Never again

This week is the hundredth anniversary of the assassination of Austrian Archduke Ferdinand in Vienna which triggered the start of the First World War.

Two highly symbolic events to mark it stand out: one by governments in Ypres and one by civil society organisations in Sarajevo.

Herman van Rompuy’s initiative to convene the heads of state and government of the 28 EU members in Ieper (Ypres) is how governments will commemorate the anniversary. The sight of all 28 national leaders standing together at the Menin Gate while the Last Post is being played will be a powerful symbol of how far Europe has progressed since then. Few who died or survived those awful events could have imagined that reconciliation would ever allow such a joint event.

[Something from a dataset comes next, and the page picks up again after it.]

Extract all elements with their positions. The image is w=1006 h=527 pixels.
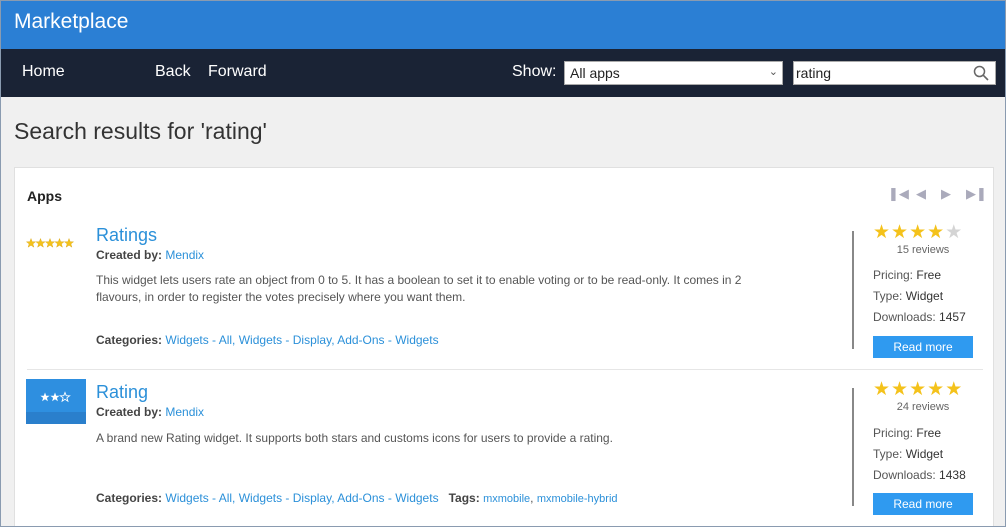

Just before, the European Broadcasting Union is organising a concert in Sarajevo, and remarkably it’s the Vienna Philharmonic Orchestra which will be playing there! It will take place in the celebrated library that has recently been renovated from the devastation of the 1990s wars of disintegration of Yugoslavia, and which is adjacent to the site of the assassination.

The broadcasting union asked me to be a keynote speaker at their presentation of these events last week. I spoke of the original motivation behind the creation of the European Union, which was indeed about the wars, saying “never again!”.

[youtube=https://www.youtube.com/watch?v=OS_z6FcCHvQ&start=195]

Almost every generation from the fall of the Roman Empire until 1944 slaughtered each other on the battlefields of Europe. We simply had to find a better way of doing things. The hope after the First World War was the horrors of war would make it inconceivable to go to war again — the “war to end wars”. But within a generation, Europe was at it again. It was in the anti-fascist resistance movements that the lesson was learned. Altiero Spinelli, when still a prisoner on the island of Ventotene, wrote in 1941 already that if, after the war, we simply re-established the system of totally sovereign nation-states in shifting alliances, then one day we would have war again. He advocated the creation of a structure bringing the countries of Europe together in a binding structure in which common interests could be developed. Of course, we still have robust arguments — but we have them across a debating chamber or a negotiating table. It’s somewhat better!

It’s clear from the very first European treaty, the ECSC, that this was the original motivation for the European Union. The treaty preamble is highly resonant:

resolved to substitute for age-old rivalries the merging of their essential interests…to create the basis for a community among peoples long divided by bloody conflicts

In an era when the more pragmatic reasons, and indeed the selfish reasons, for having a European Union are to the fore, and when there is much debate about the policies and priorities of the Union, this original motivation is often taken for granted or even forgotten. Yet we do so at our peril. We need only look just beyond the borders of the EU — in Ukraine, the Middle East or North Africa (or recently in the former Yugoslavia) — to see how precious is the stability is that we have created here.

So it was timely of the Nobel prize committee to confer the Nobel Peace Prize on the European Union two years ago. It would seem that some people outside the EU have a better perspective on its achievements than some of us inside it!

And when we squabble over the EU budget or other minor irritations, it is worth recalling the words of (I think) a recent recent Finnish Prime Minister, who asked “what economic value do you place on an hour of peace?”.